I know I’m probably in the minority when I say I prefer my coverage of local sports to be as free from bias as possible. Give it to me straight, no chaser.
I like reading/hearing interviews with opposing players and coaches. I like honest analysis of in-game strategy rather than reverent fawning and incessant whining about refs. We are all for the hometown, let’s just stipulate to that. With that out of the way, I like my coverage pure. No fluff.
Or at least, it should appear that way.
You see, there is a fine art to being a “homer” journalist.
It takes a delicate touch and the proper sensibility. You have to add just the right dash of favoritism, while still maintaining the appearance of respectability and neutrality.
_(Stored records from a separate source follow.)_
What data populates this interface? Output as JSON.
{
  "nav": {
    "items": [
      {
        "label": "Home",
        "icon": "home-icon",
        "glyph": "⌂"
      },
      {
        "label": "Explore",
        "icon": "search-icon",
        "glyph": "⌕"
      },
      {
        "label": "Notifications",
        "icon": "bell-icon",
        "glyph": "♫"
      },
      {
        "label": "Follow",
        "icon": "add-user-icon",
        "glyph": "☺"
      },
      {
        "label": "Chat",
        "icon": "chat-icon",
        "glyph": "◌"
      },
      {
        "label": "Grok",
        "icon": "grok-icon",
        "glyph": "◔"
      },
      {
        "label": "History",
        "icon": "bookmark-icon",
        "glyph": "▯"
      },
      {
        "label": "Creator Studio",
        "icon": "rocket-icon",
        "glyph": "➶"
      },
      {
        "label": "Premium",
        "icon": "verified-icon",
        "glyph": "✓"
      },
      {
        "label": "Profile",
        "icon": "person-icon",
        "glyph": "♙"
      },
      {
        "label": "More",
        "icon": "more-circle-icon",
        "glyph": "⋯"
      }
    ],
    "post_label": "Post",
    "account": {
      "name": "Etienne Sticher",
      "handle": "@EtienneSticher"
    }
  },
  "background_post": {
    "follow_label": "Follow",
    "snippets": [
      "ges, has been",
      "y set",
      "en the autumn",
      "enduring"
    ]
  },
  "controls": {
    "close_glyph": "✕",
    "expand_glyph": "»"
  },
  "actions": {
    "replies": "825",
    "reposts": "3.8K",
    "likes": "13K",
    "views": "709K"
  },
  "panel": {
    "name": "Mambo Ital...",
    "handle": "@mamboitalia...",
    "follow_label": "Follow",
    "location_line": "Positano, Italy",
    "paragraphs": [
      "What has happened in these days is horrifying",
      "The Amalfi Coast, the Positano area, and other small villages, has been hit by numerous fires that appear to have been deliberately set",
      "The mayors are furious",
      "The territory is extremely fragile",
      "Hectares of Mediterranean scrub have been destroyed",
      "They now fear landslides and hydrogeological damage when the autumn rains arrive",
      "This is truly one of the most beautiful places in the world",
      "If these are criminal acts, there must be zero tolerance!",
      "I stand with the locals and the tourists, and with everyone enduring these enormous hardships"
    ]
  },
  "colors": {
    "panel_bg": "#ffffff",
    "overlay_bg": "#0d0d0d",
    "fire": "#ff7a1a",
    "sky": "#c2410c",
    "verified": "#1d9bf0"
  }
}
It takes practice. It requires discipline. And it is possible. The other way — just wholly giving in to the base psychological impulse to fawn all over the home team with worshipful coverage and treating local coaches like you are their personal public relations firm — is easier and gets more pats on the head. But let’s face it … that’s kind of lame.
One of the first years I served as sports editor, I nearly got run out of town on a rail by parents mad at the way I covered a Little League All Stars game. I covered it just like a high school or college game. In this instance, our local team committed numerous costly errors and lost. I reported it that way. It was not received well. I still think I was more than fair, some hurt feelings aside. I’d do it again. As one pop diva would put it “I’m sorry (I’m not sorry).”
I feel we are sort of blessed with talented voices on the radio when it comes to covering our high schools, and the University of the Cumberlands. During my three and half years as Sports Editor of the News Journal, I got the chance to go to a lot of other places and hear their radio broadcasts. Some were very good, but trust me when I say, generally speaking, we are lucky. We get some homerism, to be sure, but it’s not egregious.
I’ve heard broadcasts of games that sound more like war propaganda than they do legit coverage. I listened to one, a few years ago, in another part of the state, that consisted of two and a half hours of near unintelligible screaming about referees and angry banging on a table, interspersed with a few advertisements for farming supplies. The farming supply commercials were the best part of the whole thing.
Subtle homerism is becoming a lost practice.
So little about our culture is really subtle or nuanced anymore. I blame our current divided politics and social media.
Newspapers are still your best bet for straight sports coverage, I think. They are pretty much the last bastion. Must be some sort of stubborn, built in resistance to go totally tribal that newspapers have.
Moral of the story, if you want good, mostly unbiased sports coverage, buy your local newspaper. It’s the only place you are really gonna get it.